For centuries now, churches have allowed the state (and by this I mean the government) to license marriage ceremonies. It follows then that what is happening in America at present was inevitable long ago.

To speak of faith in this context is to invite the charge of bigotry — if not outright, at least by comparison to angry fire-and-brimstone preachers who seem to use the Bible as a lash. Some wield the Old Testament like a cudgel, and avoid the New Testament, in which Christ asked us to refrain from judging and to love our neighbor.

No one with half a brain wants to be thought of as a bigot. But that's what I and others risk as members of a distinct and irritating minority — as traditional Christians in journalism.
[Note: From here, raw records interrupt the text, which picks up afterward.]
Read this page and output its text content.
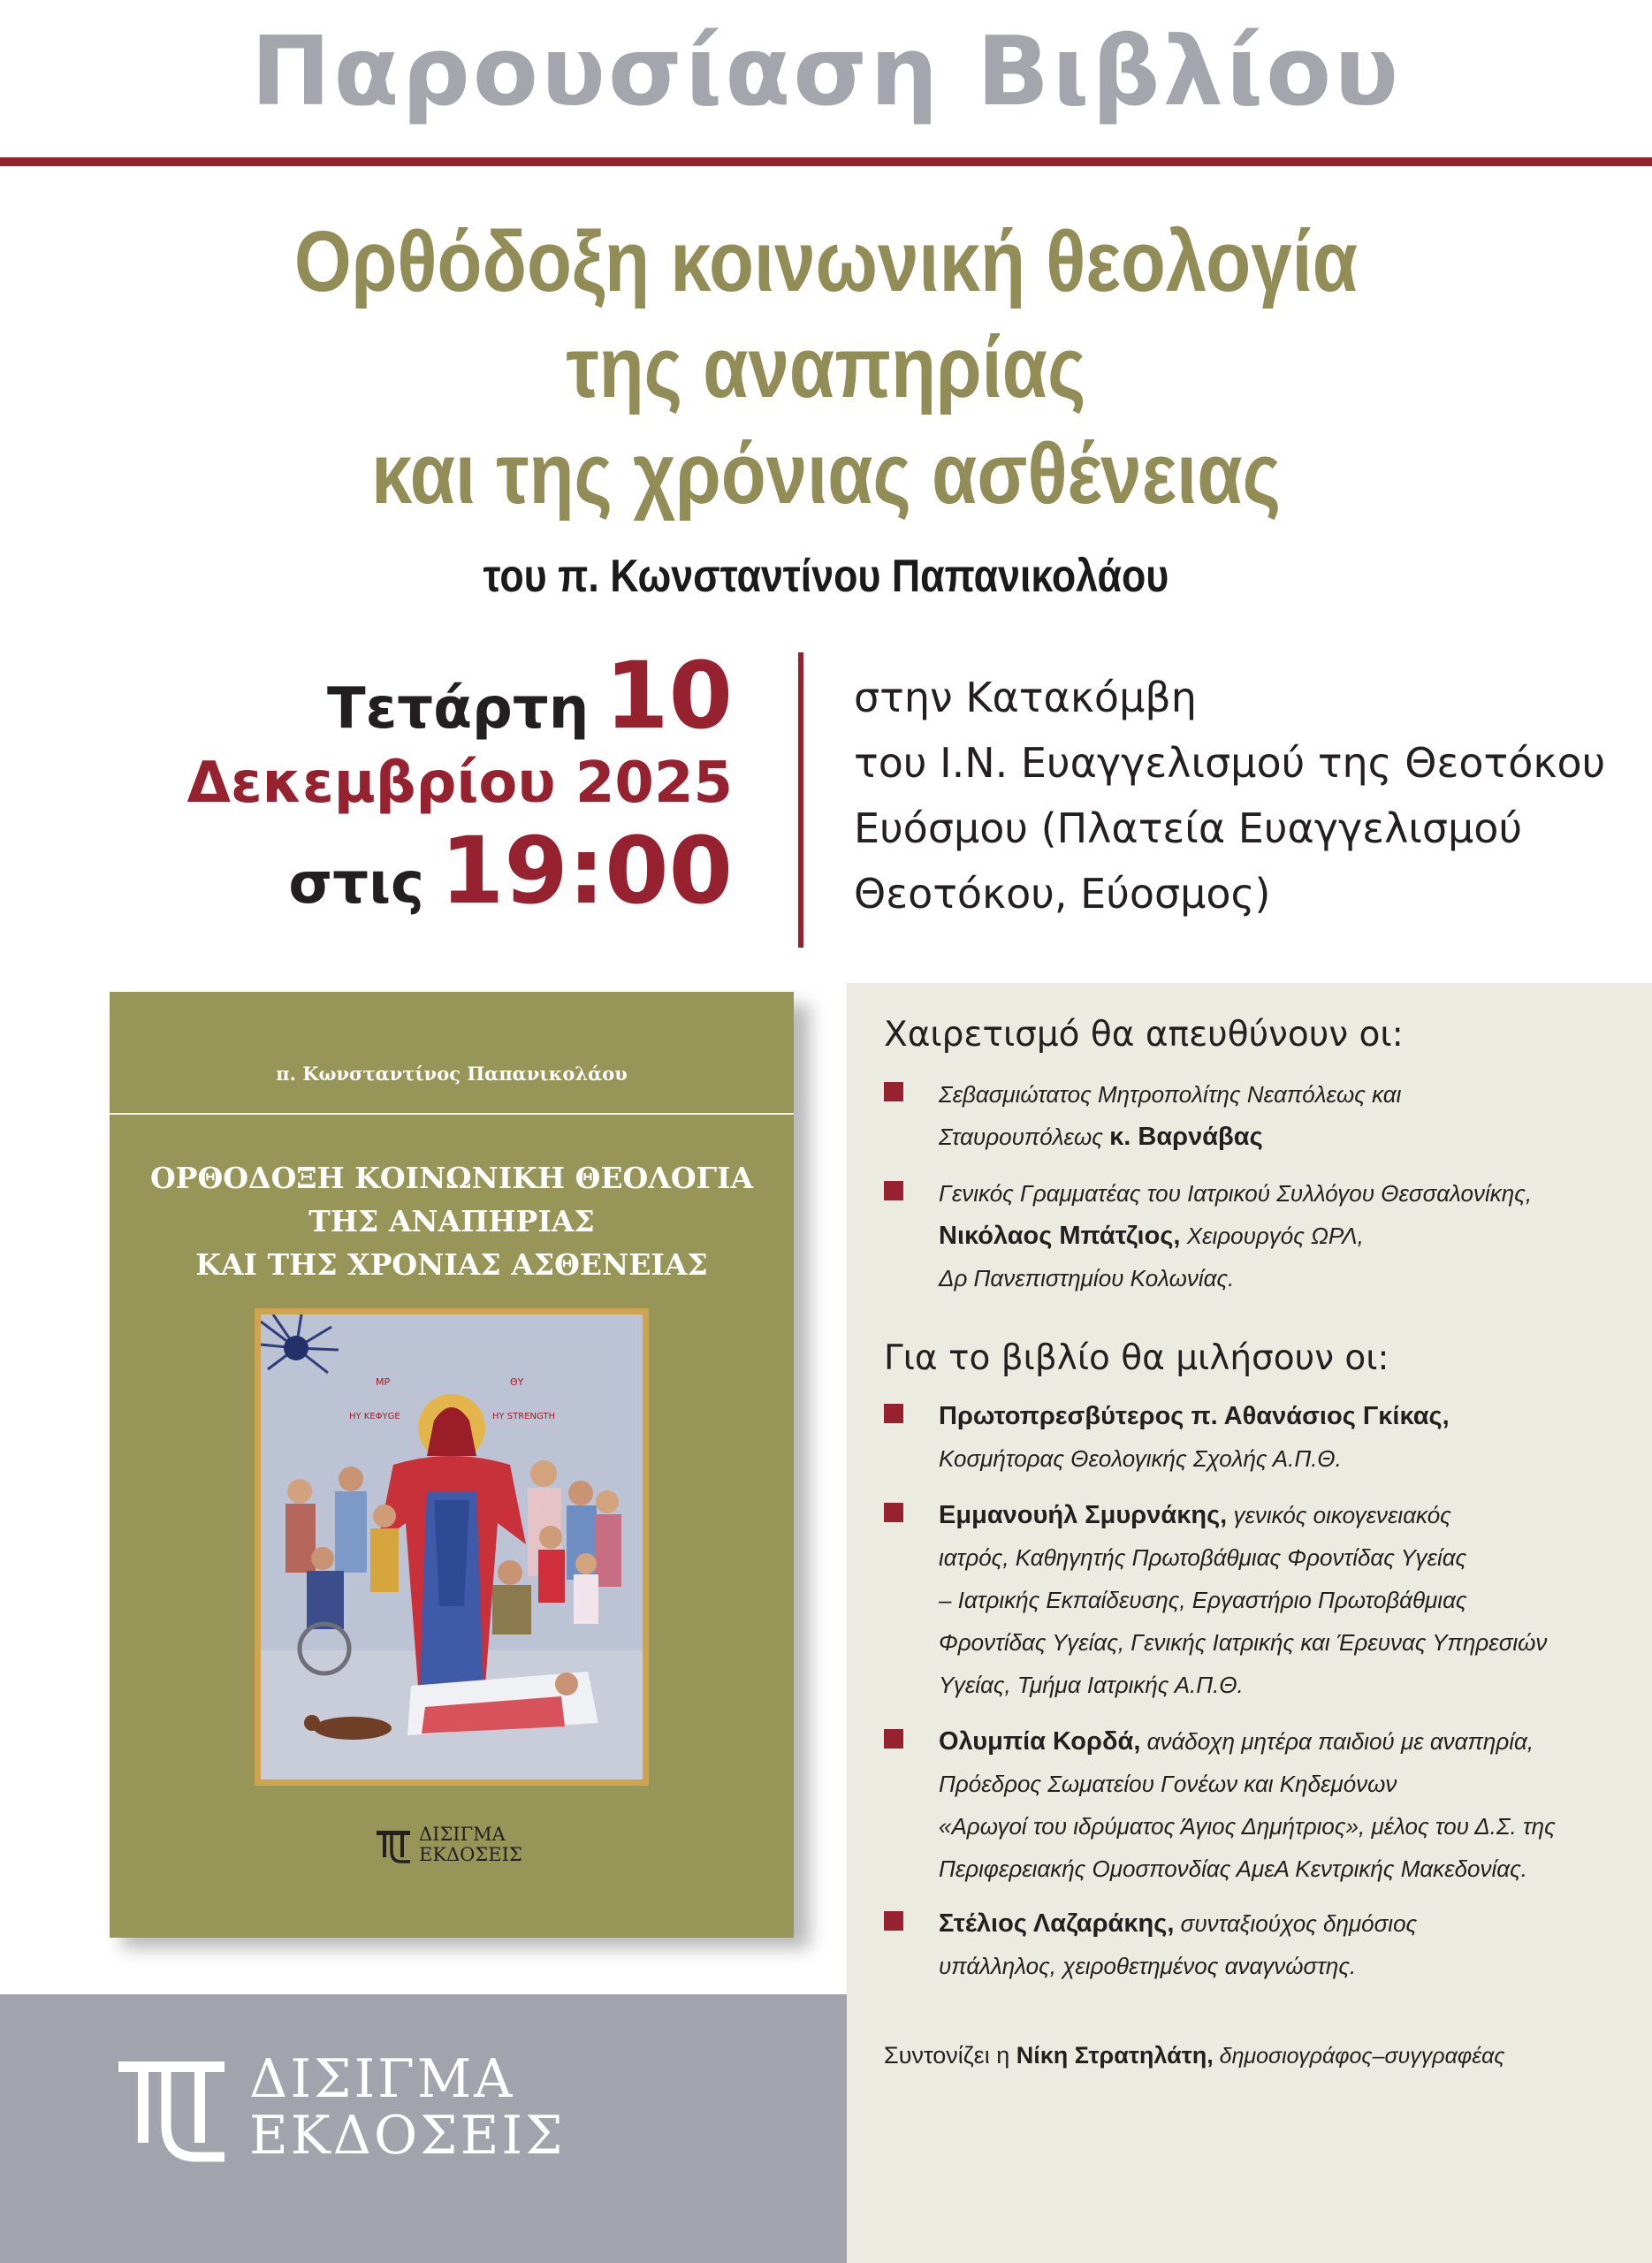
Παρουσίαση Βιβλίου
Ορθόδοξη κοινωνική θεολογία
της αναπηρίας
και της χρόνιας ασθένειας
του π. Κωνσταντίνου Παπανικολάου
Τετάρτη 10
Δεκεμβρίου 2025
στις 19:00
στην Κατακόμβη
του Ι.Ν. Ευαγγελισμού της Θεοτόκου
Ευόσμου (Πλατεία Ευαγγελισμού
Θεοτόκου, Εύοσμος)
π. Κωνσταντίνος Παπανικολάου
ΟΡΘΟΔΟΞΗ ΚΟΙΝΩΝΙΚΗ ΘΕΟΛΟΓΙΑ
ΤΗΣ ΑΝΑΠΗΡΙΑΣ
ΚΑΙ ΤΗΣ ΧΡΟΝΙΑΣ ΑΣΘΕΝΕΙΑΣ
ΜΡ	ΘΥ
ΗΥ ΚΕΦΥGΕ	ΗΥ STRENGTH
ΔΙΣΙΓΜΑ
ΕΚΔΟΣΕΙΣ
Χαιρετισμό θα απευθύνουν οι:
Σεβασμιώτατος Μητροπολίτης Νεαπόλεως και
Σταυρουπόλεως κ. Βαρνάβας
Γενικός Γραμματέας του Ιατρικού Συλλόγου Θεσσαλονίκης,
Νικόλαος Μπάτζιος, Χειρουργός ΩΡΛ,
Δρ Πανεπιστημίου Κολωνίας.
Για το βιβλίο θα μιλήσουν οι:
Πρωτοπρεσβύτερος π. Αθανάσιος Γκίκας,
Κοσμήτορας Θεολογικής Σχολής Α.Π.Θ.
Εμμανουήλ Σμυρνάκης, γενικός οικογενειακός
ιατρός, Καθηγητής Πρωτοβάθμιας Φροντίδας Υγείας
– Ιατρικής Εκπαίδευσης, Εργαστήριο Πρωτοβάθμιας
Φροντίδας Υγείας, Γενικής Ιατρικής και Έρευνας Υπηρεσιών
Υγείας, Τμήμα Ιατρικής Α.Π.Θ.
Ολυμπία Κορδά, ανάδοχη μητέρα παιδιού με αναπηρία,
Πρόεδρος Σωματείου Γονέων και Κηδεμόνων
«Αρωγοί του ιδρύματος Άγιος Δημήτριος», μέλος του Δ.Σ. της
Περιφερειακής Ομοσπονδίας ΑμεΑ Κεντρικής Μακεδονίας.
Στέλιος Λαζαράκης, συνταξιούχος δημόσιος
υπάλληλος, χειροθετημένος αναγνώστης.
Συντονίζει η Νίκη Στρατηλάτη, δημοσιογράφος–συγγραφέας
ΔΙΣΙΓΜΑ
ΕΚΔΟΣΕΙΣ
It is a world of language and political symbolism, a world where ideas are often framed so that they may lead to inexorable conclusions favored by the dominant culture. In this media world, I sometimes wonder whether the word "sin" has been outlawed by the high priests of journalism for fear of offending one group or another. And I'd rather not ask.

Now that the debate has been framed, if I hold to my faith and resist applauding the changes, I'm easily cast as some drooling white cartoon bigot of the Jim Crow era, denying black Americans the right to sit at a lunch counter and have a meal with the white folks.

It's a cheap construction, yes, thoughtless, yet widely accepted in the news media and therefore effective...

And while I struggle with the fast-moving issue of the redefinition of marriage and its effect on our culture and how to reconcile the rights of others and my own religious beliefs, I ask only one thing:

Tolerance.

Remember that word? Tolerance?

Tolerance for those whose faith and traditional beliefs put them in what is fast becoming the minority.

Now maybe the lazy construction of "good guys vs. bigots" works for you. But maybe you're a journalist with a bit less of the activist in you and a bit more of the curious in you. Kass provides a good avenue for exploration.

The civil rights construction necessarily requires that those who are not brought into line be given the treatment Piers Morgan gave Ryan Anderson. It requires reeducation and ostracism. It certainly doesn't require being open to hearing arguments that contradict deeply held emotions.

Exploring whether that framework is nothing but upside for all, exploring whether it's the right way to view this discussion might be a good use of a journalist's time, no? Or are we too busy changing our avatars?